Inti dari Surat Asy-Syams dapat dibagi menjadi tiga bagian yang saling terkait erat:
Allah SWT bersumpah dengan empat entitas yang mewakili siklus cahaya dan waktu. Ini adalah sumpah yang luar biasa, menunjukkan keagungan Pencipta atas alam semesta yang teratur. Sumpah (Al-Aqsām) dalam Al-Qur'an menunjukkan bahwa apa yang disumpahkan itu adalah bukti terbesar bagi topik yang akan dibahas.
Sumpah 1 & 2 (Asy-Syamsi wa Dhuhaha): Matahari, sumber energi dan kehidupan, dan waktu Dhuha, saat cahayanya mencapai puncak kejayaan. Ini melambangkan kejelasan, kejujuran, dan kebenaran yang tidak dapat disangkal. Ibnu Katsir menjelaskan bahwa ‘Dhuhaha’ adalah sinarnya saat Matahari terbit sepenuhnya.

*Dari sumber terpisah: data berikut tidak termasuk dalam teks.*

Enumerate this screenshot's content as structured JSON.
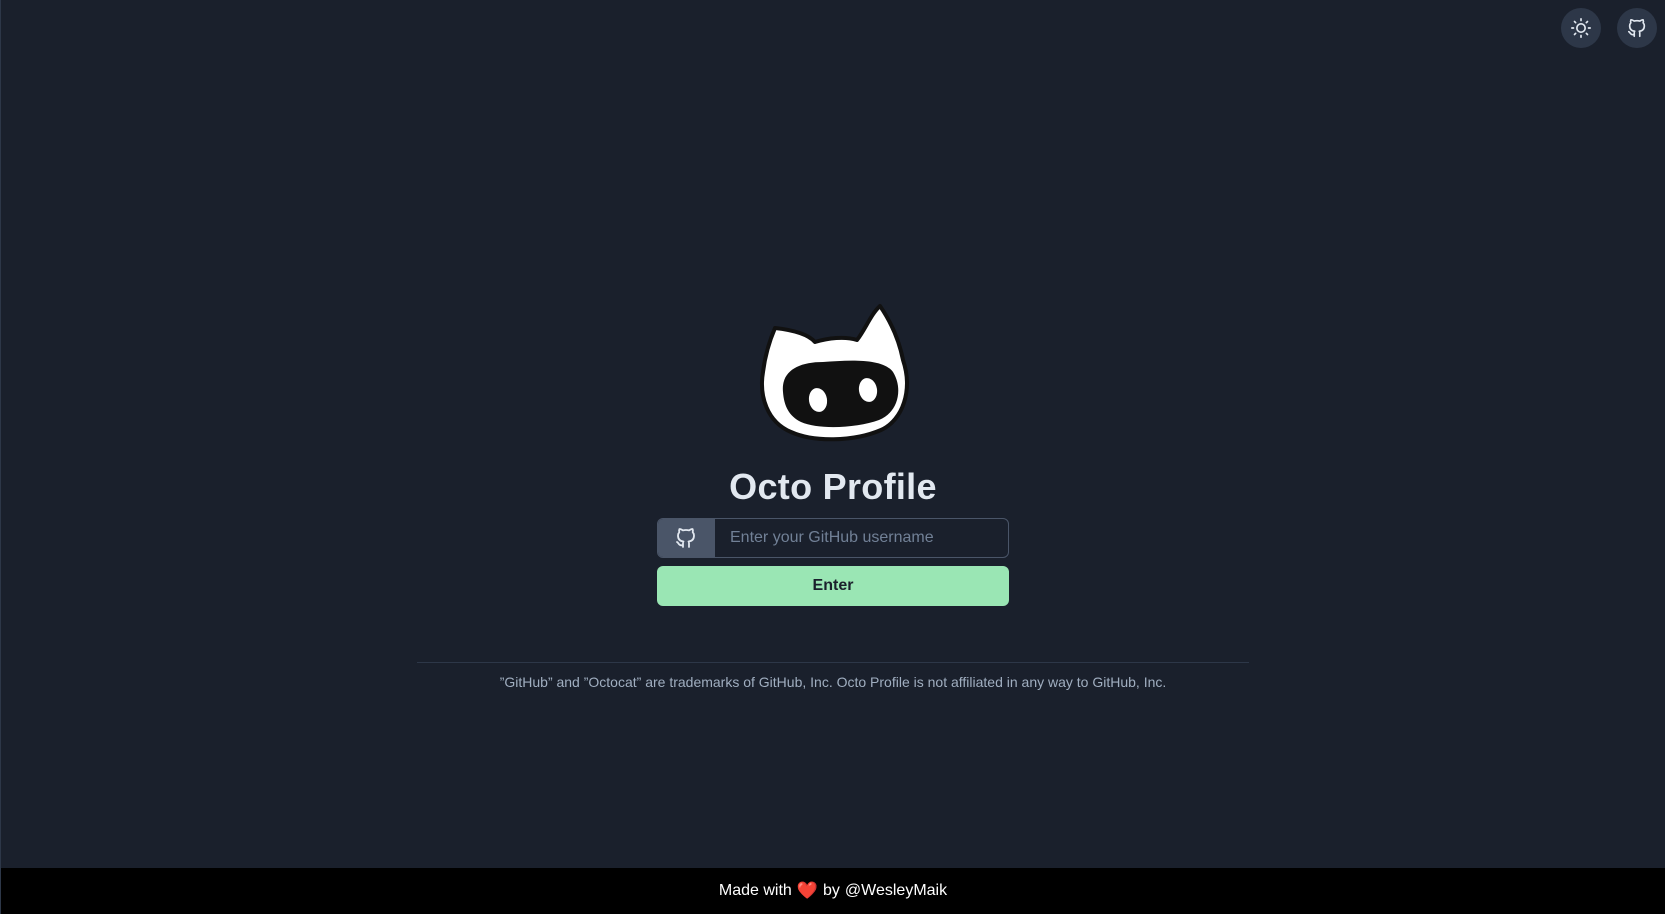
{
  "header": {
    "theme_toggle_icon": "sun-icon",
    "github_link_icon": "github-icon"
  },
  "main": {
    "title": "Octo Profile",
    "input_addon_icon": "github-icon",
    "username_placeholder": "Enter your GitHub username",
    "username_value": "",
    "enter_label": "Enter",
    "disclaimer": "”GitHub” and ”Octocat” are trademarks of GitHub, Inc. Octo Profile is not affiliated in any way to GitHub, Inc."
  },
  "footer": {
    "made_with": "Made with",
    "heart_icon": "heart-icon",
    "heart": "❤️",
    "by": "by",
    "author": "@WesleyMaik"
  },
  "colors": {
    "background": "#1a202c",
    "accent_button": "#9ae6b4",
    "footer_bg": "#000000",
    "heart": "#e53e3e"
  }
}
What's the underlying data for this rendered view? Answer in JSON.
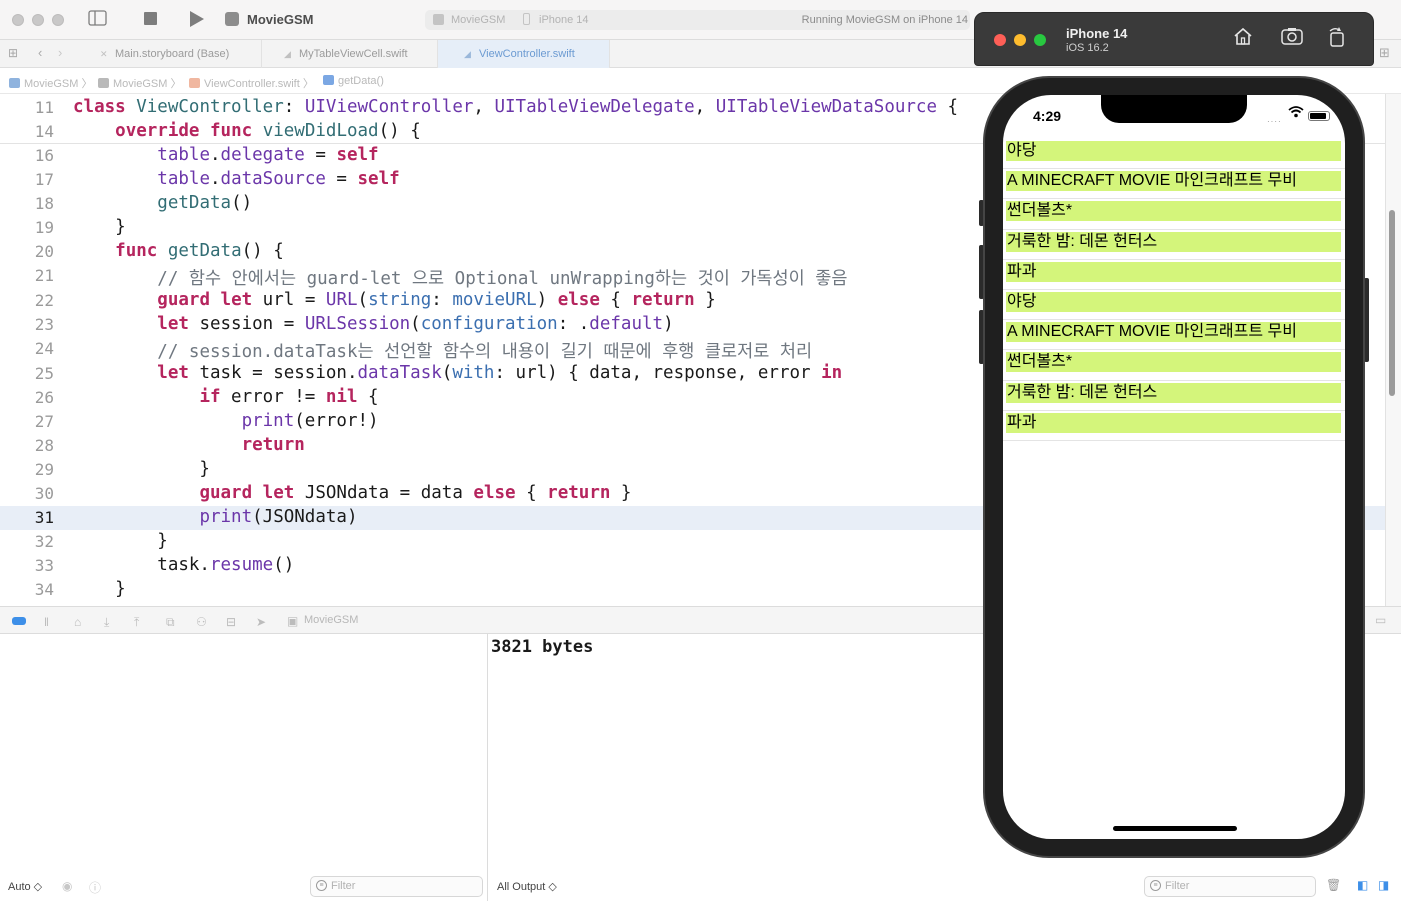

Sumpah 3 (Al-Qamari Idzā Talāhā): Bulan yang mengiringi Matahari. Tafsir kontemporer melihat ini sebagai penekanan pada keteraturan astronomi, di mana Bulan mengambil cahayanya dari Matahari, menandakan sistem yang terikat dan saling bergantung.

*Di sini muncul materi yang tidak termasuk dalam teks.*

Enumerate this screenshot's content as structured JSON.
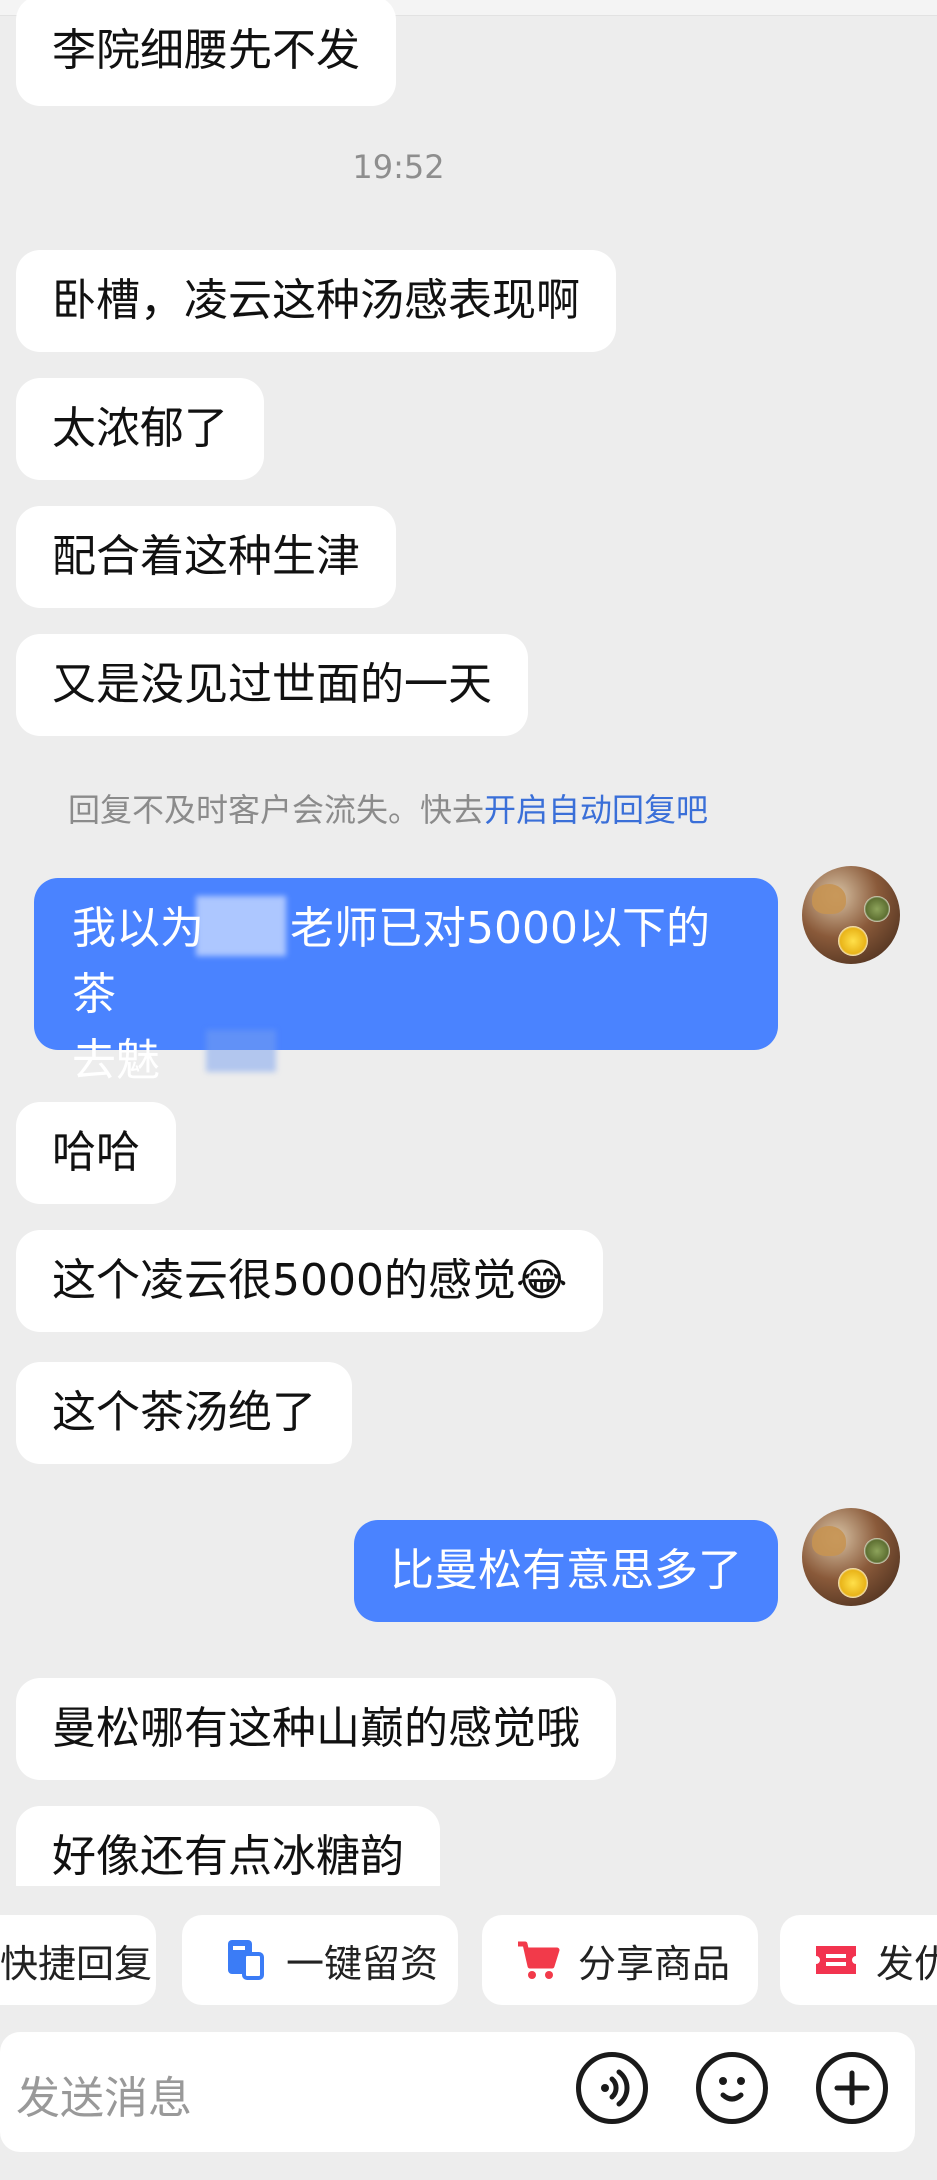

Sumpah 4 & 5 (Wa an-Nahāri Idzā Jallāhā & Wa al-Laili Idzā Yaghsāhā): Siang yang menampakkan Matahari, dan Malam yang menutupinya. Ini adalah kontras yang sempurna antara keterbukaan (siang, yang memudahkan pekerjaan) dan penutupan (malam, yang memudahkan istirahat). Keberadaan kedua kutub ini adalah karunia dan bukti kekuasaan ilahi.
Sumpah berlanjut ke dimensi spasial dan internal. Setelah bersumpah dengan waktu, Allah bersumpah dengan ruang (langit dan bumi), dan kemudian, puncak dari semua ciptaan fisik, yaitu Jiwa (Nafs).
Sumpah 6 & 7 (Wa as-Samā'i wa Mā Banāhā): Langit dan konstruksinya yang megah. Ini merujuk pada kekokohan, ketinggian, dan keajaiban arsitektur kosmik yang tak tertandingi.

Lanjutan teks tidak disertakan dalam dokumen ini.